Obesity and localized fat accumulation continue to drive the demand for minimally invasive body contouring technologies including injectable compounds for local fat reduction. siRNA offers a potential for an injectable to specifically target and silence genes involved in adipogenesis with minimal inflammatory side effects.

Aims

This study evaluates the efficacy of STP705, an injectable containing siRNA encapsulated within histidine-lysine polypeptide (HKP) nanoparticles targeting transforming growth factor β1 (TGF-β1) and cyclooxygenase-2 (COX-2), crucial mediators in adipocyte differentiation and fat retention, using in vitro, porcine, and murine models.

Methods

In vitro experiments on mouse preadipocytes and in vivo trials using Diet Induced Obese (DIO) mice and Yucatan minipigs were conducted to assess the gene silencing efficiency, tissue localization, pharmacodynamics, and safety profile of STP705.

Results

STP705 effectively reduced the expression of TGF-β1 and COX-2, with a notable decrease in adipocyte volume and lipid content without adverse systemic effects.
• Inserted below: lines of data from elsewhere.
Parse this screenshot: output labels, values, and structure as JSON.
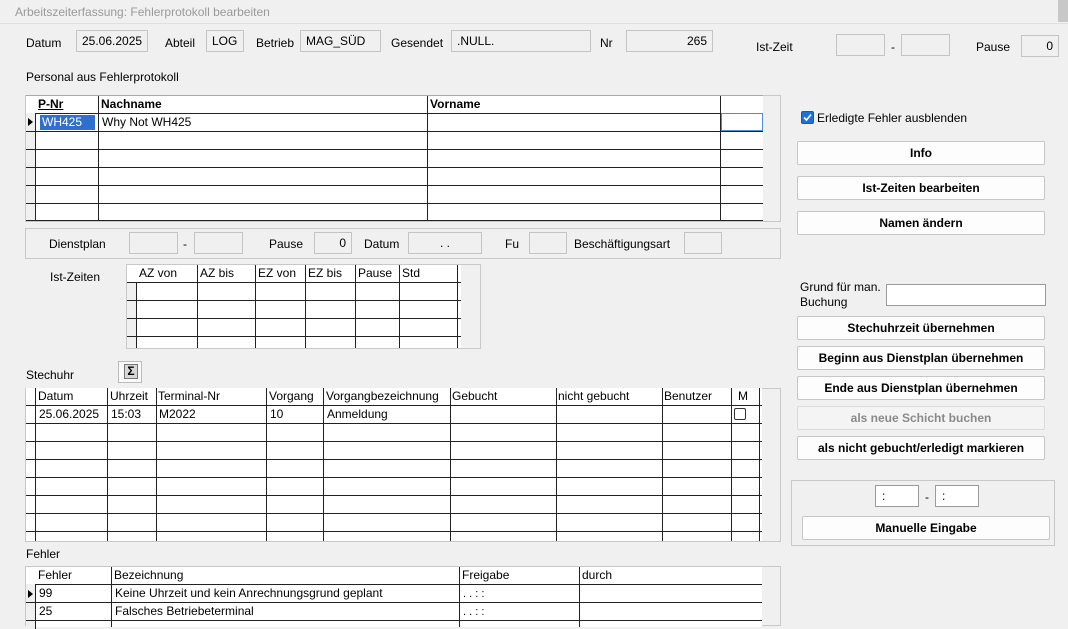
{
  "window": {
    "title": "Arbeitszeiterfassung: Fehlerprotokoll bearbeiten"
  },
  "header": {
    "datum_label": "Datum",
    "datum": "25.06.2025",
    "abteil_label": "Abteil",
    "abteil": "LOG",
    "betrieb_label": "Betrieb",
    "betrieb": "MAG_SÜD",
    "gesendet_label": "Gesendet",
    "gesendet": ".NULL.",
    "nr_label": "Nr",
    "nr": "265",
    "istzeit_label": "Ist-Zeit",
    "istzeit_von": "",
    "istzeit_bis": "",
    "dash": "-",
    "pause_label": "Pause",
    "pause": "0"
  },
  "personal": {
    "section_label": "Personal aus Fehlerprotokoll",
    "columns": [
      "P-Nr",
      "Nachname",
      "Vorname"
    ],
    "rows": [
      [
        "WH425",
        "Why Not WH425",
        ""
      ]
    ]
  },
  "details": {
    "dienstplan_label": "Dienstplan",
    "dienstplan_von": "",
    "dienstplan_bis": "",
    "dash": "-",
    "pause_label": "Pause",
    "pause": "0",
    "datum_label": "Datum",
    "datum": ". .",
    "fu_label": "Fu",
    "fu": "",
    "art_label": "Beschäftigungsart",
    "art": ""
  },
  "istzeiten": {
    "label": "Ist-Zeiten",
    "columns": [
      "AZ von",
      "AZ bis",
      "EZ von",
      "EZ bis",
      "Pause",
      "Std"
    ]
  },
  "stechuhr": {
    "label": "Stechuhr",
    "sum_icon": "Σ",
    "columns": [
      "Datum",
      "Uhrzeit",
      "Terminal-Nr",
      "Vorgang",
      "Vorgangbezeichnung",
      "Gebucht",
      "nicht gebucht",
      "Benutzer",
      "M"
    ],
    "rows": [
      [
        "25.06.2025",
        "15:03",
        "M2022",
        "10",
        "Anmeldung",
        "",
        "",
        "",
        ""
      ]
    ]
  },
  "fehler": {
    "label": "Fehler",
    "columns": [
      "Fehler",
      "Bezeichnung",
      "Freigabe",
      "durch"
    ],
    "rows": [
      [
        "99",
        "Keine Uhrzeit und kein Anrechnungsgrund geplant",
        ". .     : :",
        ""
      ],
      [
        "25",
        "Falsches Betriebeterminal",
        ". .     : :",
        ""
      ]
    ]
  },
  "right": {
    "erledigte_label": "Erledigte Fehler ausblenden",
    "erledigte_checked": true,
    "info": "Info",
    "ist_zeiten_bearbeiten": "Ist-Zeiten bearbeiten",
    "namen_aendern": "Namen ändern",
    "grund_label": "Grund für man. Buchung",
    "grund_value": "",
    "stechuhrzeit": "Stechuhrzeit übernehmen",
    "beginn": "Beginn aus Dienstplan übernehmen",
    "ende": "Ende aus Dienstplan übernehmen",
    "neue_schicht": "als neue Schicht buchen",
    "nicht_gebucht": "als nicht gebucht/erledigt markieren",
    "manuell_von": " :",
    "manuell_bis": " :",
    "dash": "-",
    "manuelle_eingabe": "Manuelle Eingabe"
  }
}
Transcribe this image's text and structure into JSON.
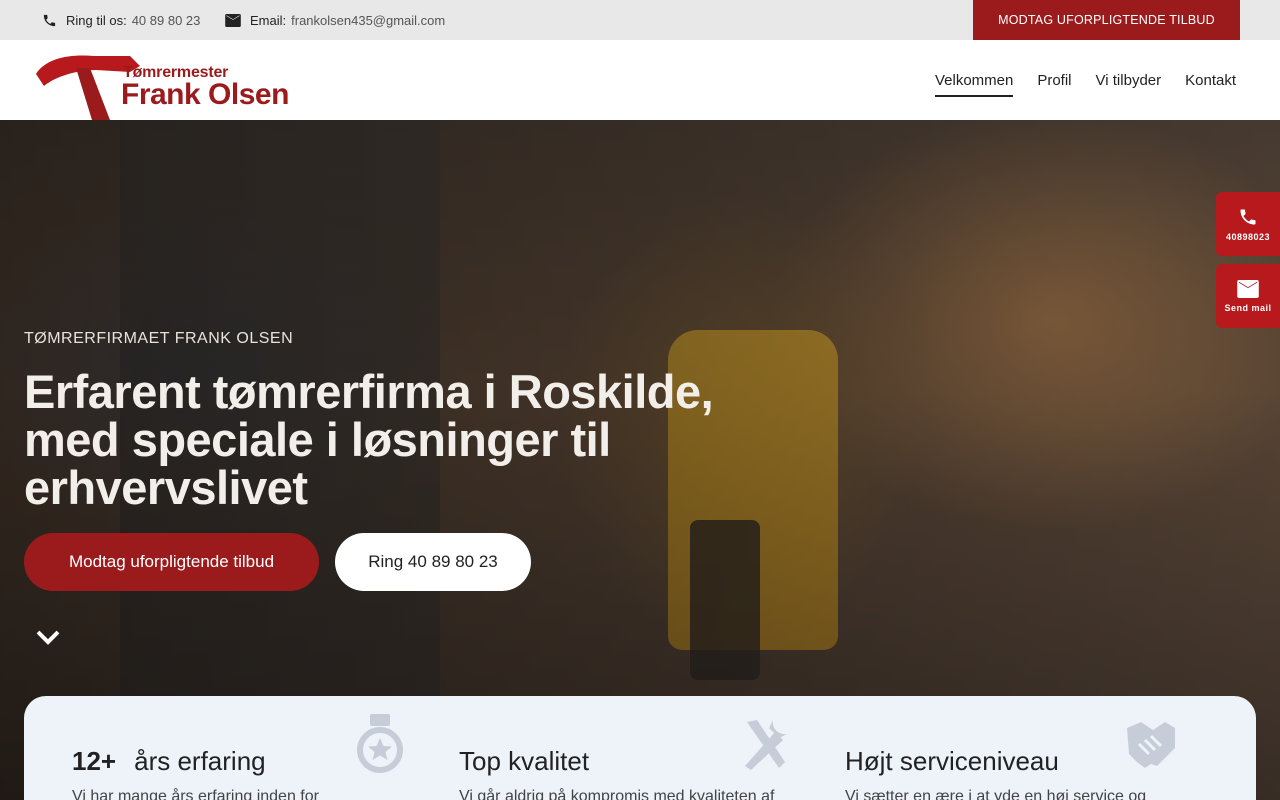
{
  "topbar": {
    "phone_label": "Ring til os:",
    "phone_value": "40 89 80 23",
    "email_label": "Email:",
    "email_value": "frankolsen435@gmail.com",
    "cta": "MODTAG UFORPLIGTENDE TILBUD"
  },
  "logo": {
    "small": "Tømrermester",
    "big": "Frank Olsen"
  },
  "nav": {
    "items": [
      {
        "label": "Velkommen",
        "active": true
      },
      {
        "label": "Profil"
      },
      {
        "label": "Vi tilbyder"
      },
      {
        "label": "Kontakt"
      }
    ]
  },
  "hero": {
    "eyebrow": "TØMRERFIRMAET FRANK OLSEN",
    "headline": "Erfarent tømrerfirma i Roskilde, med speciale i løsninger til erhvervslivet",
    "primary_button": "Modtag uforpligtende tilbud",
    "secondary_button": "Ring 40 89 80 23"
  },
  "side": {
    "phone": "40898023",
    "mail": "Send mail"
  },
  "features": [
    {
      "num": "12+",
      "title": "års erfaring",
      "desc": "Vi har mange års erfaring inden for",
      "icon": "medal-icon"
    },
    {
      "num": "",
      "title": "Top kvalitet",
      "desc": "Vi går aldrig på kompromis med kvaliteten af",
      "icon": "tools-icon"
    },
    {
      "num": "",
      "title": "Højt serviceniveau",
      "desc": "Vi sætter en ære i at yde en høj service og",
      "icon": "handshake-icon"
    }
  ],
  "colors": {
    "brand_red": "#9b1b1d",
    "side_red": "#b7191c",
    "panel_bg": "#eef2f9"
  }
}
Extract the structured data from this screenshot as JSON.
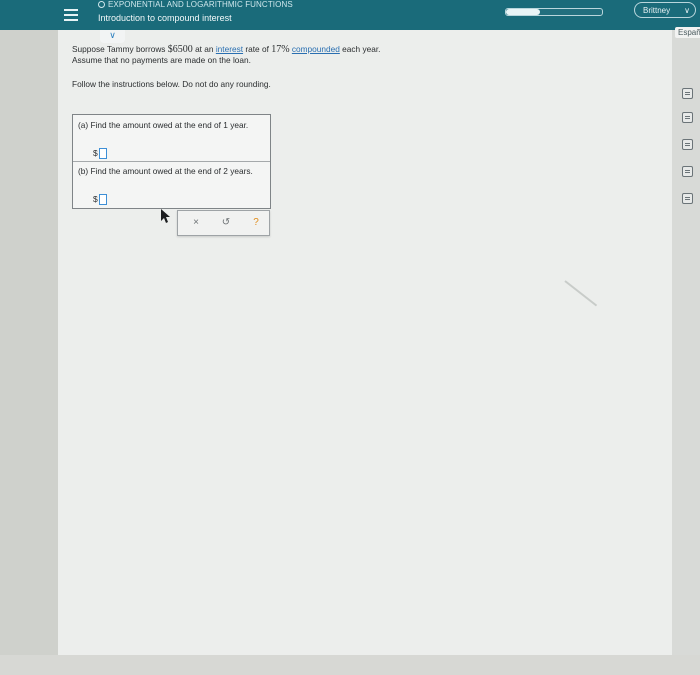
{
  "header": {
    "category": "EXPONENTIAL AND LOGARITHMIC FUNCTIONS",
    "topic": "Introduction to compound interest",
    "progress_fraction": 0.35,
    "user_name": "Brittney",
    "language_link": "Españ"
  },
  "problem": {
    "line1_pre": "Suppose Tammy borrows ",
    "principal": "$6500",
    "line1_mid": " at an ",
    "interest_link": "interest",
    "line1_mid2": " rate of ",
    "rate": "17%",
    "line1_mid3": " ",
    "compounded_link": "compounded",
    "line1_post": " each year.",
    "line2": "Assume that no payments are made on the loan.",
    "instructions": "Follow the instructions below. Do not do any rounding."
  },
  "parts": {
    "a": {
      "prompt": "(a) Find the amount owed at the end of 1 year.",
      "currency": "$",
      "value": ""
    },
    "b": {
      "prompt": "(b) Find the amount owed at the end of 2 years.",
      "currency": "$",
      "value": ""
    }
  },
  "actions": {
    "clear": "×",
    "undo": "↺",
    "help": "?"
  },
  "colors": {
    "header": "#1a6b7a",
    "link": "#2a6fb1",
    "help": "#e08c1b"
  },
  "icons": [
    "menu-icon",
    "chevron-down-icon",
    "calculator-icon",
    "video-icon",
    "book-icon",
    "notes-icon",
    "mail-icon"
  ]
}
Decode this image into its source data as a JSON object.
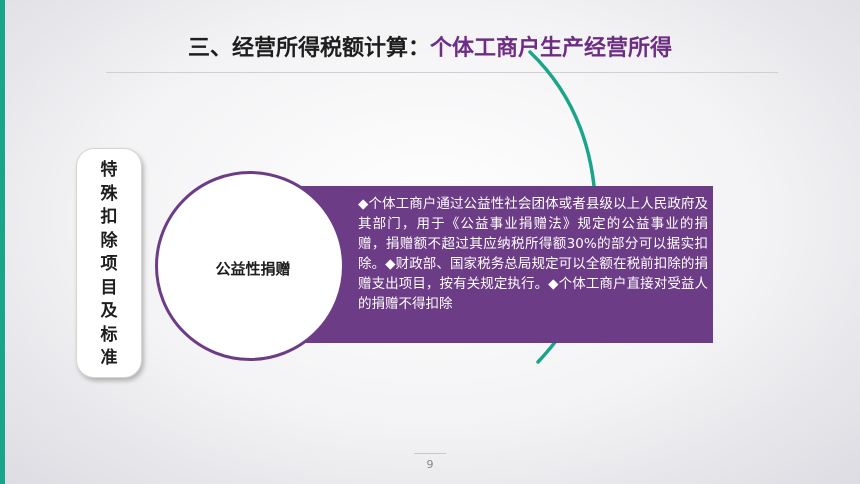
{
  "slide": {
    "title_prefix": "三、经营所得税额计算：",
    "title_highlight": "个体工商户生产经营所得",
    "side_chars": [
      "特",
      "殊",
      "扣",
      "除",
      "项",
      "目",
      "及",
      "标",
      "准"
    ],
    "circle_label": "公益性捐赠",
    "body_text": "◆个体工商户通过公益性社会团体或者县级以上人民政府及其部门，用于《公益事业捐赠法》规定的公益事业的捐赠，捐赠额不超过其应纳税所得额30%的部分可以据实扣除。◆财政部、国家税务总局规定可以全额在税前扣除的捐赠支出项目，按有关规定执行。◆个体工商户直接对受益人的捐赠不得扣除",
    "page_number": "9"
  },
  "colors": {
    "accent_green": "#1aa58a",
    "accent_purple": "#6d3c86",
    "title_highlight": "#6c2d82"
  }
}
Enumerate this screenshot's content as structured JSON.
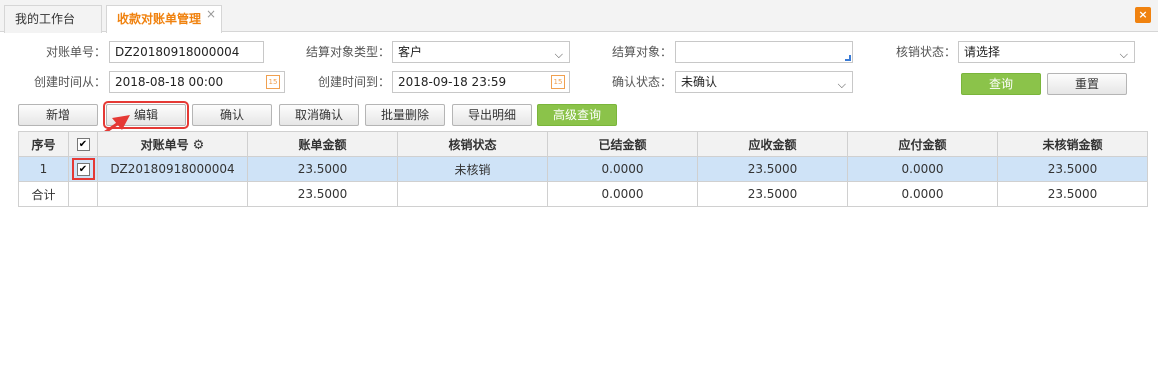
{
  "tabs": [
    {
      "label": "我的工作台"
    },
    {
      "label": "收款对账单管理",
      "close": "×"
    }
  ],
  "window_close": "×",
  "filters": {
    "bill_no": {
      "label": "对账单号：",
      "value": "DZ20180918000004"
    },
    "settle_type": {
      "label": "结算对象类型：",
      "value": "客户"
    },
    "settle_target": {
      "label": "结算对象：",
      "value": ""
    },
    "verify_status": {
      "label": "核销状态：",
      "value": "请选择"
    },
    "created_from": {
      "label": "创建时间从：",
      "value": "2018-08-18 00:00"
    },
    "created_to": {
      "label": "创建时间到：",
      "value": "2018-09-18 23:59"
    },
    "confirm_status": {
      "label": "确认状态：",
      "value": "未确认"
    },
    "calendar_text": "15"
  },
  "buttons": {
    "query": "查询",
    "reset": "重置",
    "add": "新增",
    "edit": "编辑",
    "confirm": "确认",
    "cancel_confirm": "取消确认",
    "batch_delete": "批量删除",
    "export_detail": "导出明细",
    "advanced_query": "高级查询"
  },
  "table": {
    "headers": [
      "序号",
      "",
      "对账单号",
      "账单金额",
      "核销状态",
      "已结金额",
      "应收金额",
      "应付金额",
      "未核销金额"
    ],
    "rows": [
      {
        "index": "1",
        "checked": "✔",
        "bill_no": "DZ20180918000004",
        "amount": "23.5000",
        "status": "未核销",
        "settled": "0.0000",
        "receivable": "23.5000",
        "payable": "0.0000",
        "unverified": "23.5000"
      }
    ],
    "total": {
      "label": "合计",
      "amount": "23.5000",
      "settled": "0.0000",
      "receivable": "23.5000",
      "payable": "0.0000",
      "unverified": "23.5000"
    },
    "header_checked": "✔"
  },
  "colors": {
    "accent": "#f0820f",
    "green": "#8bc34a",
    "highlight": "#e53935",
    "selected_row": "#cfe3f7"
  }
}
In DIO mice, the HKP-siRNA complex demonstrated precise localization to injected adipose tissue, maintaining significant gene silencing, and detectable levels of siRNA for up to 14 days post-administration. Similar results in minipigs showed a significant reduction in subcutaneous adipose tissue thickness.

Conclusion

The results of these studies support the use of targeted siRNA therapy specifically targeting TGF-β1 and COX-2, for localized fat reduction, offering a potential minimally invasive alternative to current fat reduction methods.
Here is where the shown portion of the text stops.